‘Een adembenemende roman over de gedachtewereld van een onafhankelijke, nadenkende, gevoelige, onkwetsbare vrouw,’ schreef de jury in haar rapport. ‘Minutieus en met groot stilistisch vermogen – verhalend en essayistisch – beschrijft Marie Kessels de wereld van een vrouw, die door een verkeersongeluk blind is geworden. Kessels registreert en is nergens larmoyant. Als lezer word je de duisternis ingetrokken, wat verbazend genoeg eerder een avontuurlijke dan een beklemmende ervaring is.’
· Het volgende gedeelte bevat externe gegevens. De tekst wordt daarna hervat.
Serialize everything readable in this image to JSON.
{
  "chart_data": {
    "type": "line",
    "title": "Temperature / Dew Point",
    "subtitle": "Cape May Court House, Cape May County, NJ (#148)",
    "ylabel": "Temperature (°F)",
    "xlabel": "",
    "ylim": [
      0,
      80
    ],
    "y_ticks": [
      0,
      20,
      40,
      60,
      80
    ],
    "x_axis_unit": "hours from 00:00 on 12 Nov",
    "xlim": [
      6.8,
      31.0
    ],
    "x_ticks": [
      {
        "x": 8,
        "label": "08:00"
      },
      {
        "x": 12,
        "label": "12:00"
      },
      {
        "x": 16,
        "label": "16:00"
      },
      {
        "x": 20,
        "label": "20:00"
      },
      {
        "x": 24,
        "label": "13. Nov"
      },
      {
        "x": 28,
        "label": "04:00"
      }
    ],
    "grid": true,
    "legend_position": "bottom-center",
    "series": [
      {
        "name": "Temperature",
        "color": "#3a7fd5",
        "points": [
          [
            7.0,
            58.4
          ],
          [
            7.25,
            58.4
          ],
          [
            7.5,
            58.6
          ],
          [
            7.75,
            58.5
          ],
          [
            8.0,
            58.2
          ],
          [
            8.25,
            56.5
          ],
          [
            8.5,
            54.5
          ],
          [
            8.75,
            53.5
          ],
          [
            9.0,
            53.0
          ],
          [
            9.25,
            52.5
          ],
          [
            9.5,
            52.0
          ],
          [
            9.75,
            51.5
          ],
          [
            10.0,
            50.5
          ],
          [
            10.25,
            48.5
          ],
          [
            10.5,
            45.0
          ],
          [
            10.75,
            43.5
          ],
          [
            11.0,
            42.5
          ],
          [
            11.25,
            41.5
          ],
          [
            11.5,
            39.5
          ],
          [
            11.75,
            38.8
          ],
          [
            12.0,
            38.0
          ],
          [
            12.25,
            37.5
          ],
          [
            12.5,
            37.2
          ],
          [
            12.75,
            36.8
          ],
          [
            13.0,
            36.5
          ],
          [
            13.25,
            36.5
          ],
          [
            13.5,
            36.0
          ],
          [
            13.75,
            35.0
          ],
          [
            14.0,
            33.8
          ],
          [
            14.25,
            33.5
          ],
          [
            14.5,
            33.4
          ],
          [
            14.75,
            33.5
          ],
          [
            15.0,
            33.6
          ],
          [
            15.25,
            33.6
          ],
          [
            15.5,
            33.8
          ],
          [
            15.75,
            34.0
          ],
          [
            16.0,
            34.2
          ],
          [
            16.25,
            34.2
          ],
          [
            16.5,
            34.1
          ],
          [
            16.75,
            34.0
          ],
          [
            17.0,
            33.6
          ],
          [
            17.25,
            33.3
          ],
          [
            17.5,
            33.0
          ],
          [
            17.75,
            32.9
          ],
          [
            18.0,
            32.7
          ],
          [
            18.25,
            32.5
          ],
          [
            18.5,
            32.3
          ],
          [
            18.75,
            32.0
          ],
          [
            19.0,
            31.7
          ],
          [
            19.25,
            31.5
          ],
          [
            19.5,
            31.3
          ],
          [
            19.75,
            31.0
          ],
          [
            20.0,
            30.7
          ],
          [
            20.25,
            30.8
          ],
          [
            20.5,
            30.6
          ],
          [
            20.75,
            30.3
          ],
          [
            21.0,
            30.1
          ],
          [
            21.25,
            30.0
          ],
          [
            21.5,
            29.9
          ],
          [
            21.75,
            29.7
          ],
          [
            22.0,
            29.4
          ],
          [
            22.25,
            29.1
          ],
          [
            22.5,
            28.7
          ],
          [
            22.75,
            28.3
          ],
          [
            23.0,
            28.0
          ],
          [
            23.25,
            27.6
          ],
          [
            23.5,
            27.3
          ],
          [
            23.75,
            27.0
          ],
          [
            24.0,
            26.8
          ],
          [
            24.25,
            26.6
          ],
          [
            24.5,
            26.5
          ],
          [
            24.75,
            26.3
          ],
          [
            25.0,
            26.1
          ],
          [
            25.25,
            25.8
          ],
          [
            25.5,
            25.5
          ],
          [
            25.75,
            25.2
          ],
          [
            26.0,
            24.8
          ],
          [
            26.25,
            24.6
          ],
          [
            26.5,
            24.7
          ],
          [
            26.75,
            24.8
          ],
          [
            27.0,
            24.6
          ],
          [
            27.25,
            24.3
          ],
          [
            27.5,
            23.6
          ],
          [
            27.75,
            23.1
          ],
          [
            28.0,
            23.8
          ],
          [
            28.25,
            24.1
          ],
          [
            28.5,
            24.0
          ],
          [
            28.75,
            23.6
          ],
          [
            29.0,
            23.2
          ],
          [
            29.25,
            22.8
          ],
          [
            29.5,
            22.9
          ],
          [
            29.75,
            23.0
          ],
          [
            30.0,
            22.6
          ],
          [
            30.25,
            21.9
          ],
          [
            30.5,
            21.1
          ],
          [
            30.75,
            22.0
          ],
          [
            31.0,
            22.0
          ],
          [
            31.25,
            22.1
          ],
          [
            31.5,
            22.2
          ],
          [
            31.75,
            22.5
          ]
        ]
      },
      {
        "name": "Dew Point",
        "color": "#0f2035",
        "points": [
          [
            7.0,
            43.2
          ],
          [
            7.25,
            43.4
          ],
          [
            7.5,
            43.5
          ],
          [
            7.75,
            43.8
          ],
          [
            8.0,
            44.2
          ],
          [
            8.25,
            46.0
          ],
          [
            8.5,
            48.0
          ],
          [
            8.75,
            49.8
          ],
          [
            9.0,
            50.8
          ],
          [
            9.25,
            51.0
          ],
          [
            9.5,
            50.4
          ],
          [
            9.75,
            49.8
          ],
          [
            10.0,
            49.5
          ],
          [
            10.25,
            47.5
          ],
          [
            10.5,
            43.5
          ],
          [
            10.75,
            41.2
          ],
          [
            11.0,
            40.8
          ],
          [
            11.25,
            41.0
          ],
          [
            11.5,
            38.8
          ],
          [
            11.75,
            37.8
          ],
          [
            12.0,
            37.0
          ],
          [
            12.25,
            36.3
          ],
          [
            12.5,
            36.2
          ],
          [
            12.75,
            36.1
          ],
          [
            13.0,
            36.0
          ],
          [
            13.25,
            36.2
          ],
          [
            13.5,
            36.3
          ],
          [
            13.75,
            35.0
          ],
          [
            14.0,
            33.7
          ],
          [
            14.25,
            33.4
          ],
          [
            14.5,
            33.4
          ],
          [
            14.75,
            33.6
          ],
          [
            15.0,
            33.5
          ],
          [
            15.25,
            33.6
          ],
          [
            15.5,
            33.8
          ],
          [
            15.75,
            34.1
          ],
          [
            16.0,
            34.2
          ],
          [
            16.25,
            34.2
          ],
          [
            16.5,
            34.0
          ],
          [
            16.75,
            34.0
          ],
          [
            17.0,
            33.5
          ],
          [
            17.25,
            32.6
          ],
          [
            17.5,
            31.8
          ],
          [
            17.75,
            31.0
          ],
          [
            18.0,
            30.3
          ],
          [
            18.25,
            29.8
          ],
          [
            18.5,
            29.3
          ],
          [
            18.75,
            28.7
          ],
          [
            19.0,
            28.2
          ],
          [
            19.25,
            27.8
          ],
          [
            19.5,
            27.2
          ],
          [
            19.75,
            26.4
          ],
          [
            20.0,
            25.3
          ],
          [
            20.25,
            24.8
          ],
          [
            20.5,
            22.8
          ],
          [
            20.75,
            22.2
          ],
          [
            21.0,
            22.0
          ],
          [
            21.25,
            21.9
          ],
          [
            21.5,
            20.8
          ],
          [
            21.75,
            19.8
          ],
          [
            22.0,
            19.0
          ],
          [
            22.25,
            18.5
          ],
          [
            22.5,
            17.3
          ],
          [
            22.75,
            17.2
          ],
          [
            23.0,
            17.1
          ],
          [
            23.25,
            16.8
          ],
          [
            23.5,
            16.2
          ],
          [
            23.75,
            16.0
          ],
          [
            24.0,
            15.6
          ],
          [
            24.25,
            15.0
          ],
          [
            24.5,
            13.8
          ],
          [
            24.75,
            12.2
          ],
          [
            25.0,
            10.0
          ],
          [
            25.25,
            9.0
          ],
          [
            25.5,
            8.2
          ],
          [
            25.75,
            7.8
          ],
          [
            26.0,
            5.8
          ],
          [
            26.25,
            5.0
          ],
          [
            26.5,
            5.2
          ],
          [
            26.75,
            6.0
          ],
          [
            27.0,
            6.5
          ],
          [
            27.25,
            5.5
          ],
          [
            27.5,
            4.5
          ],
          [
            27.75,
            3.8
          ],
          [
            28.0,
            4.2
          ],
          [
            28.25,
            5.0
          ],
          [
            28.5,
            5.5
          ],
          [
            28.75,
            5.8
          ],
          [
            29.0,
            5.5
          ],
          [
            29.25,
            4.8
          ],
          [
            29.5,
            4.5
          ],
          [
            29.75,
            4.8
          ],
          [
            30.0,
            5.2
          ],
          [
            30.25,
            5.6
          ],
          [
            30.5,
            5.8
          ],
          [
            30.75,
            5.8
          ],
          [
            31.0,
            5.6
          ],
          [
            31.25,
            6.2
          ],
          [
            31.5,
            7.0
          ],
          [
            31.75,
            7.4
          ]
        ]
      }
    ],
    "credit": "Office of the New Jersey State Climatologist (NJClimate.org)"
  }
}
‘Scherp en precies beschrijft Marie Kessels de waarnemingen die Gemma in staat stellen een nieuwe plattegrond van haar wereld te maken. Ze moet die wereld leren kennen via haar andere zintuigen, ze ruikt de regen, betast met haar zachte vingers brailleschrift tot haar vingertoppen ruw worden, ze luistert naar het getik van haar stok tegen regenpijpen, ze voelt de zanderige bodem onder haar voeten. Zo leert ze de stad – “dit reusachtige boek” – lezen. Boven alles is de taal een hulpmiddel: door haar dagboek waarin ze haar waarnemingen ordent en als het ware van alle kanten bekijkt, organiseert ze ook zichzelf.’
De romans van Kessels draaien ‘om de vraag hoe ieder mens zijn ruimte schept door zich te oriënteren op zijn wereld – en daarmee in één moeite door zichzelf tot een “ik” maakt die leven wil en kan,’ schrijft Ger Groot in het begeleidend essay. Haar heldinnen doen dat ‘met of zonder de gave van het zicht’.